System traces also support querying using PerfettoSQL. This powerful feature lets you:

  • Extract specific data.
  • Transform trace data into custom metrics.
  • Create debug tracks from queries to make it easier to visualize the things you care about most in the Perfetto UI.
  • Perform complex analyses directly within the Perfetto UI.

Stack sample profiles

Stack sample profile example
Figure 2.: Stack sample profile example.

Stack sample profiles work by recording samples of code execution and storing the call stack information at a set rate while a thread is running tasks on the CPU. This provides insights into what your code is doing during execution.

We recommend using stack samples to do the following:

  • Optimize hotspots. Stack samples help identify parts of your code with a lot of CPU activity, meaning the thread is often in a "running" state.
  • Understand code execution. Stack samples can help you understand the overall behavior of your codebase.
  • Identify code that should not run. You might find call stacks that weren't supposed to run at all, which points to immediate opportunities for optimization.

Heap dumps

Heap dump example
Figure 3.: Heap dump example.

Java heap dumps show a snapshot of your app's Java heap memory. This snapshot includes all objects and how they refer to each other at the time the dump was taken.

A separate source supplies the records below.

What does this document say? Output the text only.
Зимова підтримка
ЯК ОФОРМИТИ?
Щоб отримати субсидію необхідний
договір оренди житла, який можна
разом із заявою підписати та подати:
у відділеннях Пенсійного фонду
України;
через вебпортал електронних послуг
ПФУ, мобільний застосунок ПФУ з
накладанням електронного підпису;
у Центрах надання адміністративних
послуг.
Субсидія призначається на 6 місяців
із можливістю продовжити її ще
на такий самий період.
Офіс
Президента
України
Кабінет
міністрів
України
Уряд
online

We recommend collecting heap dumps to do the following:

  • Uncover duplicated objects. Heap dumps show the number of live objects, which is useful for tracking duplicated objects. They also provide object references, helping you pinpoint the code location where objects were created.
  • Find memory leaks. Heap dumps can reveal memory that should no longer be in use when the dump was taken, indicating potential memory leaks.
  • Identify objects that could be optimized. By showing objects that use a lot of memory and their counts, heap dumps help identify inefficient memory usage patterns.

Heap profiles

Heap profile example
Figure 4.: Heap profile example.

Heap profiles come in both native and Java versions and are excellent for debugging memory issues. They are similar to call stack samples, but instead of measuring CPU cycles, they take samples when memory is allocated.

We recommend using heap profiles to accomplish the following:

  • Reduce memory churn. Heap profiles provide samples with code locations for memory allocations. This helps you identify areas that create many temporary objects, which can contribute to frequent Garbage Collections (GCs) in your app.
  • Uncover memory leaks. Heap profiles can be used with other memory profiles to diagnose and fix memory leaks. They help you pinpoint locations that are allocating significantly more memory than expected.

Combine profiles

Often, you will analyze performance using a single profile. However, collecting multiple profiles or a single combined profile can often provide a more complete picture and help diagnose complex issues that a single profile alone cannot.

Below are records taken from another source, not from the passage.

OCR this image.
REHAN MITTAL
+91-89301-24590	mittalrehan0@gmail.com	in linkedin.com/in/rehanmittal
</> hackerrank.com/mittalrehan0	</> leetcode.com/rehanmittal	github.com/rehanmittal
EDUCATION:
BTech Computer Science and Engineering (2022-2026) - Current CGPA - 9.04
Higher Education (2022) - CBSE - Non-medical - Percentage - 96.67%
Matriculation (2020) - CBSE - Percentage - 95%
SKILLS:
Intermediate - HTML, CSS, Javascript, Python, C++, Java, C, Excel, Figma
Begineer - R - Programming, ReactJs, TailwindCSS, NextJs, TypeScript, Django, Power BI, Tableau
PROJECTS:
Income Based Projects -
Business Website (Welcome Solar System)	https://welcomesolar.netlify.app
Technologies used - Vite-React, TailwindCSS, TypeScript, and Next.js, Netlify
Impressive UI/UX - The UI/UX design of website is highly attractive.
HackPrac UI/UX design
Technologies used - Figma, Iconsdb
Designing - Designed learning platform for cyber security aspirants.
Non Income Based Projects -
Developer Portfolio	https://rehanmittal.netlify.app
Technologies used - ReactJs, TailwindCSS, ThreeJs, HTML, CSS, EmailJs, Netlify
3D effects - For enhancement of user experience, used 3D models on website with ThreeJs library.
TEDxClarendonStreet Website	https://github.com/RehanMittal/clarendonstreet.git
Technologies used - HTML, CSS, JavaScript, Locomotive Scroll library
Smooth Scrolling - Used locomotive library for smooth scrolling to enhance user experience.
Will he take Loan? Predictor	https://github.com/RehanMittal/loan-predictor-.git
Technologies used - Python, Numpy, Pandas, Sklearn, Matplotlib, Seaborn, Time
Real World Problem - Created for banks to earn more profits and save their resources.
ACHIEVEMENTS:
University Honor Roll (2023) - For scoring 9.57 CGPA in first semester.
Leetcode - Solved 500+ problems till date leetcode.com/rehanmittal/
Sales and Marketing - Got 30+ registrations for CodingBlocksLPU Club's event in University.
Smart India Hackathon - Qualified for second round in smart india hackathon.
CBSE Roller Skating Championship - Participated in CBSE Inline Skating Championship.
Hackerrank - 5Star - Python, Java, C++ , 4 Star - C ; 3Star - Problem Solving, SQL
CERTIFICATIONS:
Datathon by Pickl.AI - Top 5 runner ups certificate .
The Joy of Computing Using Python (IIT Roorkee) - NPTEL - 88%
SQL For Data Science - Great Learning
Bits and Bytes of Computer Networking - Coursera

Consider these scenarios where combining profiles is beneficial:

  • Scenario 1: Investigating uninstrumented code. A system trace might show latency for operations you've already instrumented. However, you might need more information about uninstrumented parts of your code running during those times. To investigate, take a call stack profile to understand the executed code. This information can then help you improve your tracing by adding more trace slices.

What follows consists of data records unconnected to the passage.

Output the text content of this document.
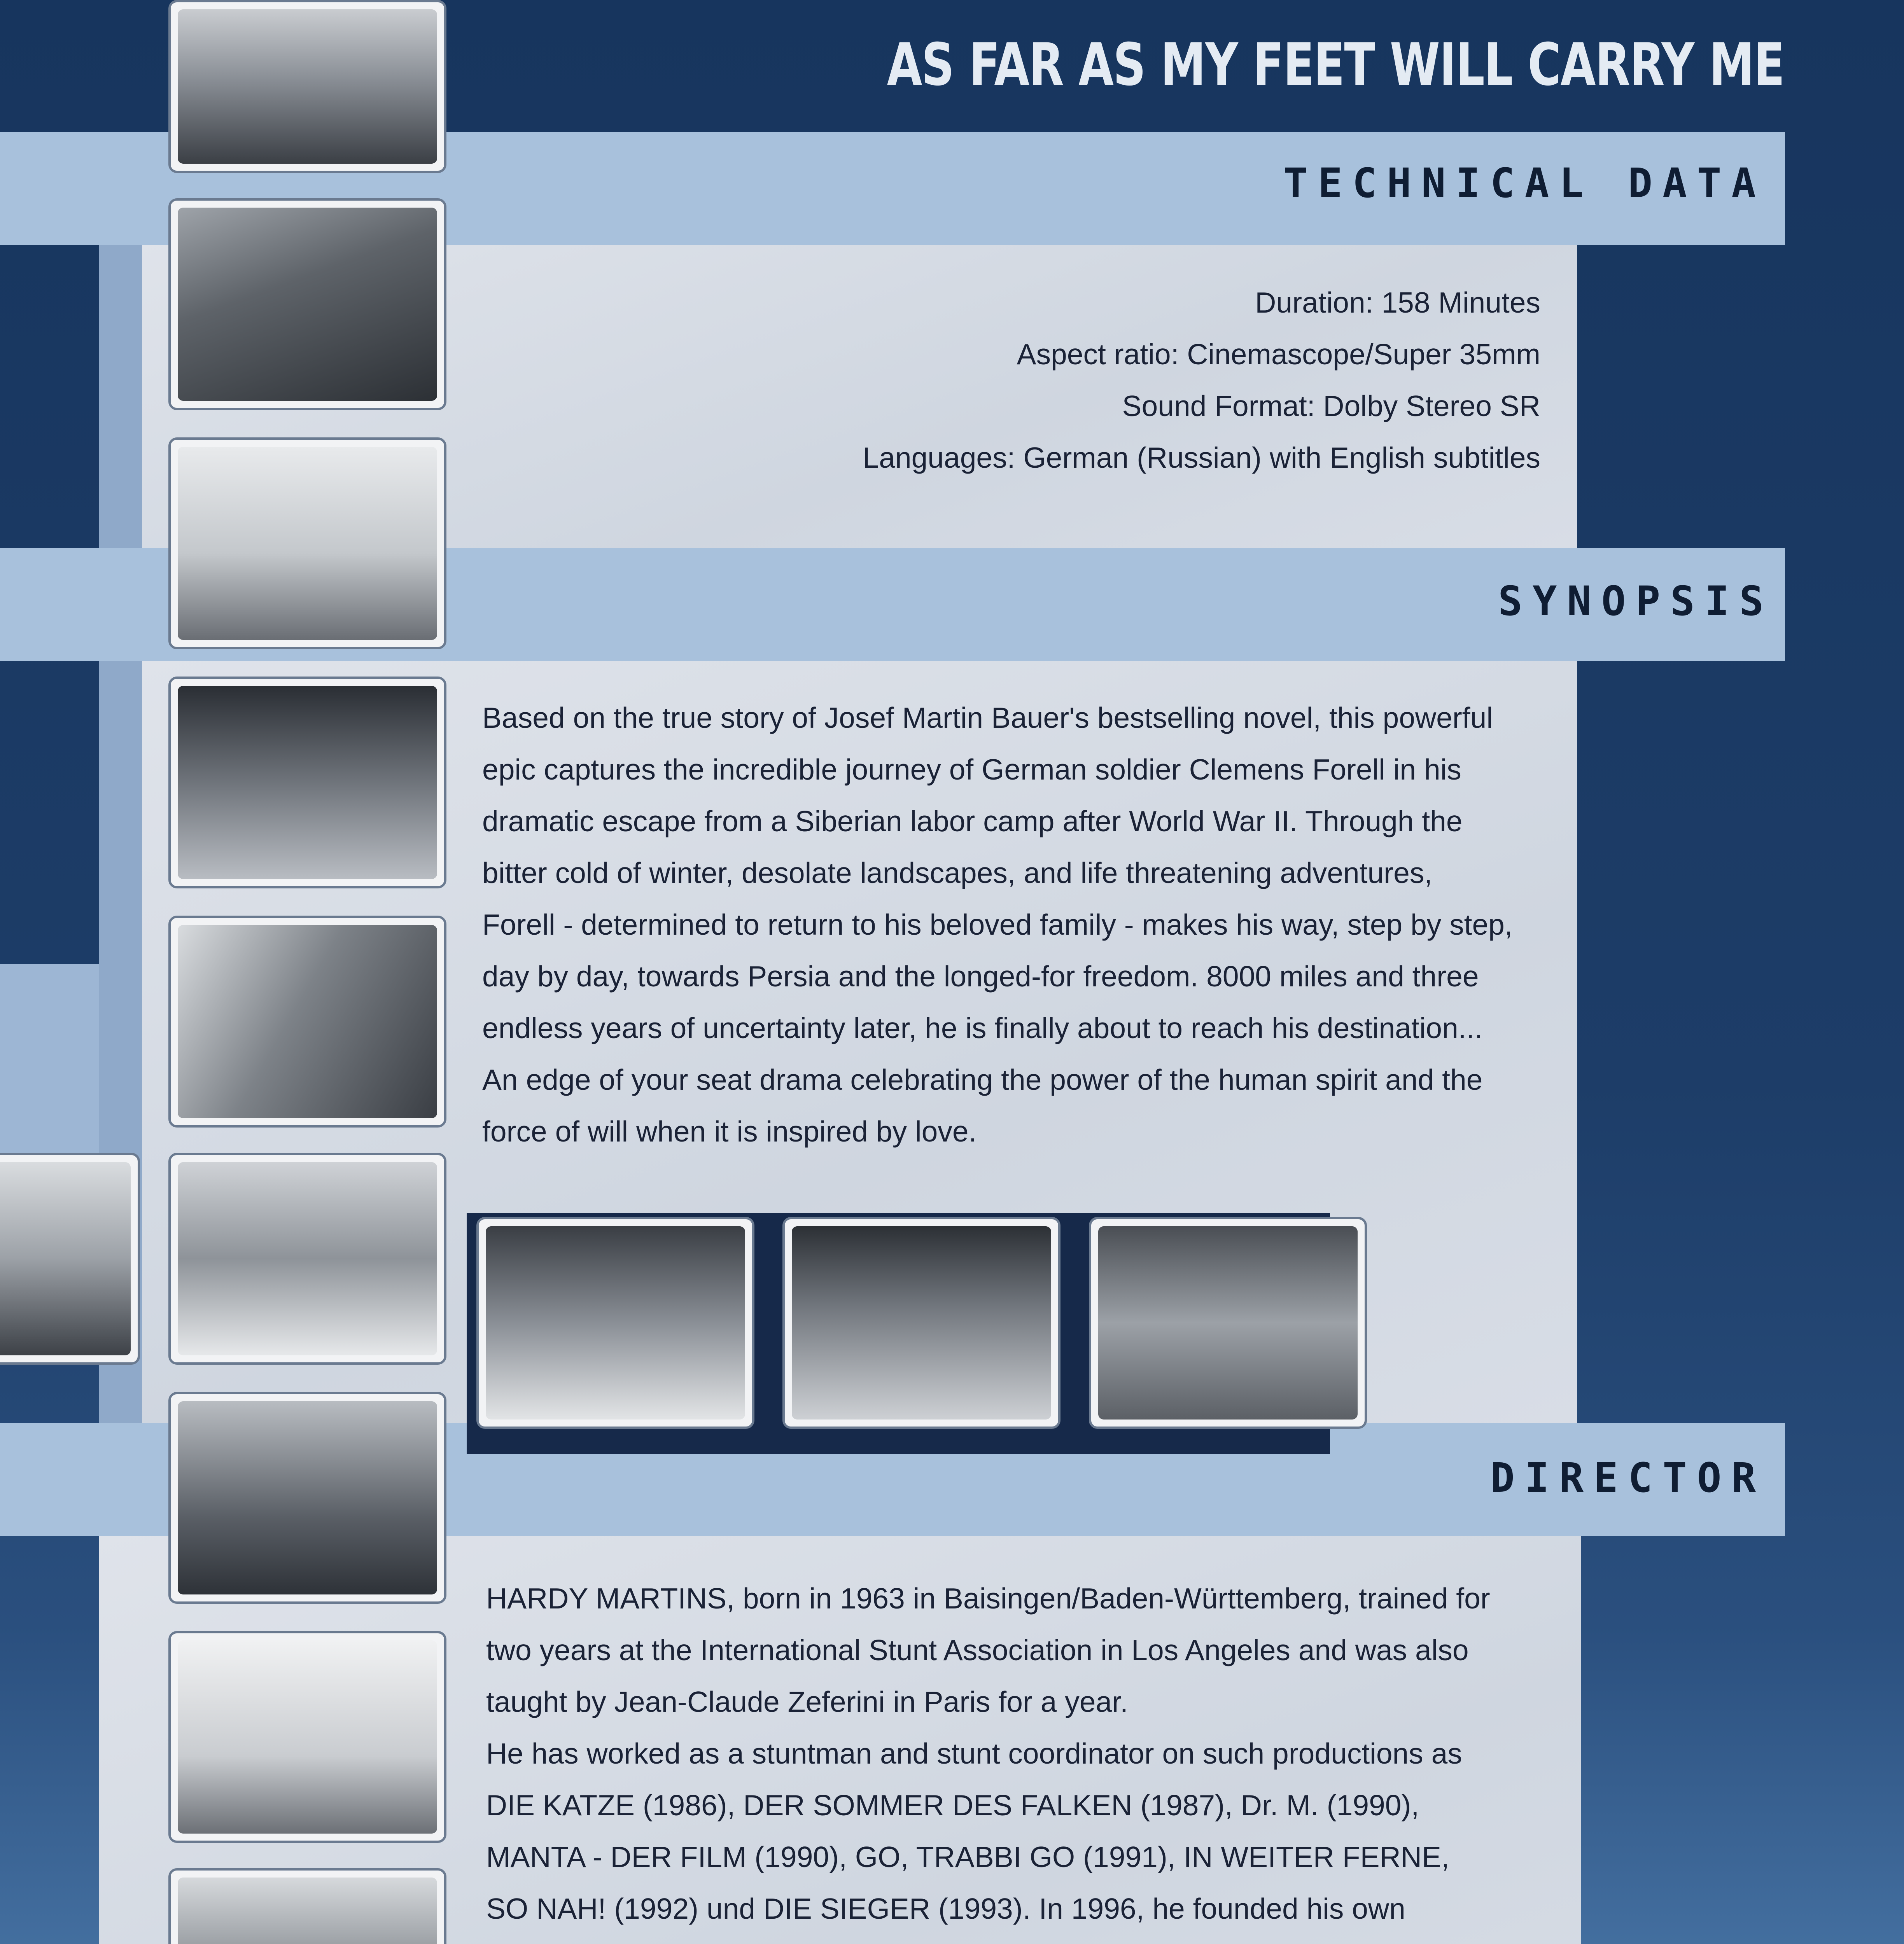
AS FAR AS MY FEET WILL CARRY ME
TECHNICAL DATA
SYNOPSIS
DIRECTOR
Duration: 158 Minutes
Aspect ratio: Cinemascope/Super 35mm
Sound Format: Dolby Stereo SR
Languages: German (Russian) with English subtitles
Based on the true story of Josef Martin Bauer's bestselling novel, this powerful
epic captures the incredible journey of German soldier Clemens Forell in his
dramatic escape from a Siberian labor camp after World War II. Through the
bitter cold of winter, desolate landscapes, and life threatening adventures,
Forell - determined to return to his beloved family - makes his way, step by step,
day by day, towards Persia and the longed-for freedom. 8000 miles and three
endless years of uncertainty later, he is finally about to reach his destination...
An edge of your seat drama celebrating the power of the human spirit and the
force of will when it is inspired by love.
HARDY MARTINS, born in 1963 in Baisingen/Baden-Württemberg, trained for
two years at the International Stunt Association in Los Angeles and was also
taught by Jean-Claude Zeferini in Paris for a year.
He has worked as a stuntman and stunt coordinator on such productions as
DIE KATZE (1986), DER SOMMER DES FALKEN (1987), Dr. M. (1990),
MANTA - DER FILM (1990), GO, TRABBI GO (1991), IN WEITER FERNE,
SO NAH! (1992) und DIE SIEGER (1993). In 1996, he founded his own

  • Scenario 2: Analyzing memory leaks and garbage collections. Imagine a system trace shows a constant increase in Java heap memory due to allocations, triggering frequent garbage collections (GCs). To understand the allocated objects, take a heap profile or a heap dump. This combined approach helps you identify ways to reduce memory usage. For example, reducing wasteful or optimizable allocations using caching might prevent GCs from occurring.